Dass sich von der Zahl der Follower nicht unbedingt auf die Resonanz der Beiträge schließen lässt, zeigt auch Tino Chrupalla. Bei Facebook kommt er im Vergleich der Followerzahlen mit den anderen Kandidierenden nur auf den vorletzten Platz. Seine Beiträge werden aber nach denen von Alice Weidel am zweitmeisten geteilt. Laschet, der am drittmeisten Follower auf Twitter hat, gelingt es kaum, dass seine Tweets retweetet werden.
Und wie ist die Stimmung?
Diese ersten Analysen können nur ein Indiz für die Auswirkungen von Social Media auf den Bundestagswahlkampf sein. Denn wie Nutzer:innen Posts angezeigt bekommen, halten die sozialen Netzwerke weiter geheim. Hinzu kommt, dass unsere Analysen nicht die Interaktionen von automatisierten Bots herausrechnen können.
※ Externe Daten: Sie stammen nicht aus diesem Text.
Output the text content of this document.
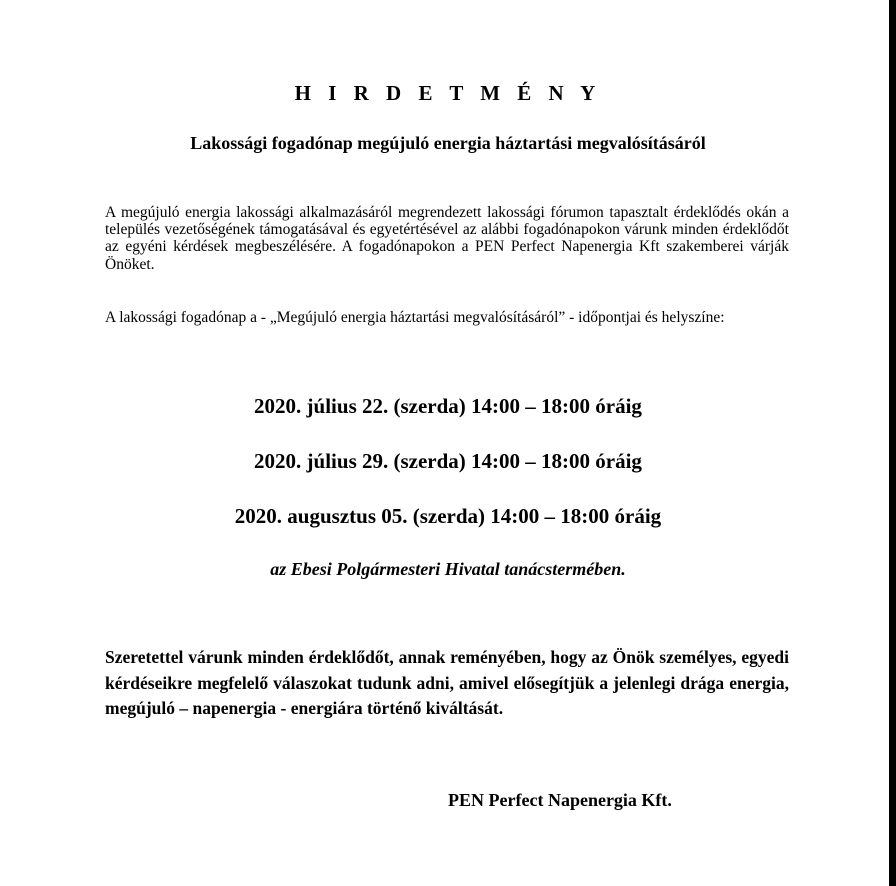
H I R D E T M É N Y
Lakossági fogadónap megújuló energia háztartási megvalósításáról

A megújuló energia lakossági alkalmazásáról megrendezett lakossági fórumon tapasztalt érdeklődés okán a település vezetőségének támogatásával és egyetértésével az alábbi fogadónapokon várunk minden érdeklődőt az egyéni kérdések megbeszélésére. A fogadónapokon a PEN Perfect Napenergia Kft szakemberei várják Önöket.

A lakossági fogadónap a - „Megújuló energia háztartási megvalósításáról” - időpontjai és helyszíne:

2020. július 22. (szerda) 14:00 – 18:00 óráig
2020. július 29. (szerda) 14:00 – 18:00 óráig
2020. augusztus 05. (szerda) 14:00 – 18:00 óráig
az Ebesi Polgármesteri Hivatal tanácstermében.

Szeretettel várunk minden érdeklődőt, annak reményében, hogy az Önök személyes, egyedi kérdéseikre megfelelő válaszokat tudunk adni, amivel elősegítjük a jelenlegi drága energia, megújuló – napenergia - energiára történő kiváltását.

PEN Perfect Napenergia Kft.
Wie viele Personen und nicht wie viele Accounts also wirklich die Inhalte liken oder teilen, ist kaum zu sagen. Um mögliche Themen im Online-Wahlkampf frühzeitig zu erkennen, sammeln wir in unserem Dashboard auch die häufigsten Hashtags.
Ein Indikator für die Stimmung könnte die Sammlung der meistgenutzten Emojis bieten, die wir sowohl von Kandidierenden selbst als auch aus Posts über sie sammeln. Und zumindest hier gibt es wieder eine Gemeinsamkeit. Zu den meistgenutzten Emojis in Post über die Kandidierenden gehört bei allen acht das Gesicht mit Lachtränen. Ein Symbol der Freude über den startenden Wahlkampf, das Lachen über einen Witz? Oder ist da eher eine gute Portion Sarkasmus dabei? Wer zuletzt lacht, wird erst die Wahl zeigen.